A global pharmaceutical company was looking for a robust forecasting model capable of analyzing vast historical sales data and accurately predicting the demand for various Active Pharmaceutical Ingredients (APIs). These predictions were crucial in improving production scheduling, optimizing resource allocation, and reducing inventory costs.

The precision in predictions majorly depends on the accuracy of the data; however, the client’s historical sales data lacked accuracy, in terms of geographical definition which would have helped in pinpointing the reason for the spike or dip in the sales for specific days in a specific geographical location.

The client was looking for an expert data science team to sort the inaccuracies within data, build a robust forecasting model and train it to predict future sales trends accurately.

Our Solution

Before building a forecasting model the team had to tackle data discrepancies to ensure accurate predictions. The data scientists at i2e first took on the task of geographic definition, for this the team cross referenced the historical sales data with the annual calendars of various regions to understand the reasons behind the variations in sales globally. The team used AWS SageMaker to conduct geo location trans reference to understand the variations in sales.
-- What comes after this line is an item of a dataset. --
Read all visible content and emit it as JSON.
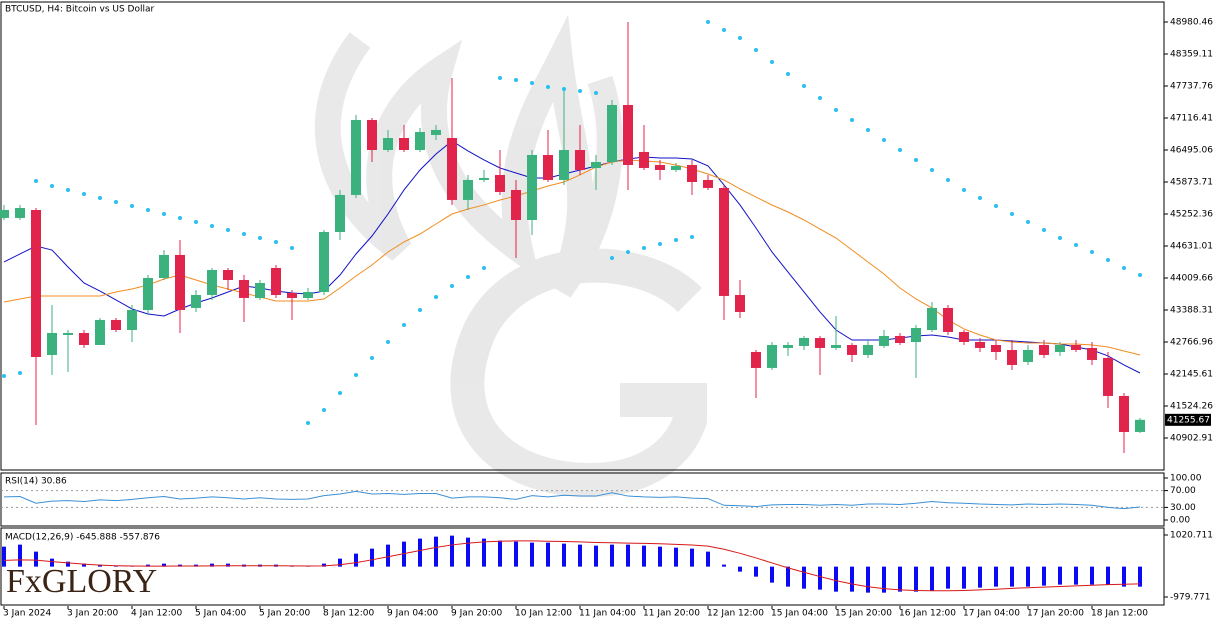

Once the data discrepancies were cleaned, the team further used the Augmented Dickey-Fuller (ADF) and Kwiatkowski-Phillips-Schmidt-Shin test (KPSS) tests to determine the stationarity of the data which allowed them to double check the accuracy of the data post data cleaning. The team built several models starting from simple Moving Average to ARIMA, SARIMA, SARIMAX. We even used PydArima(Pyramid Arima) and FbProphet along with LSTM to train and predict the future sales trends for various APIs compounds accurately. The team also used deep learning models to determine the upper and lower limits to attain a prediction accuracy of 82%.

Challenges Overcome

  • Addressing the inaccuracies within the data, studying the data and cross-referencing with the calendars globally was a challenging task.
  • Selecting and training the ML model on the data to determine the predictions with 82% accuracy required multiple iterations.


  • Data discrepancies were corrected which made the data suitable for accurate predictions.
  • Trained ML model to predict sales trends for the upcoming years.
  • Accurate sales forecasts helped for the effective production planning.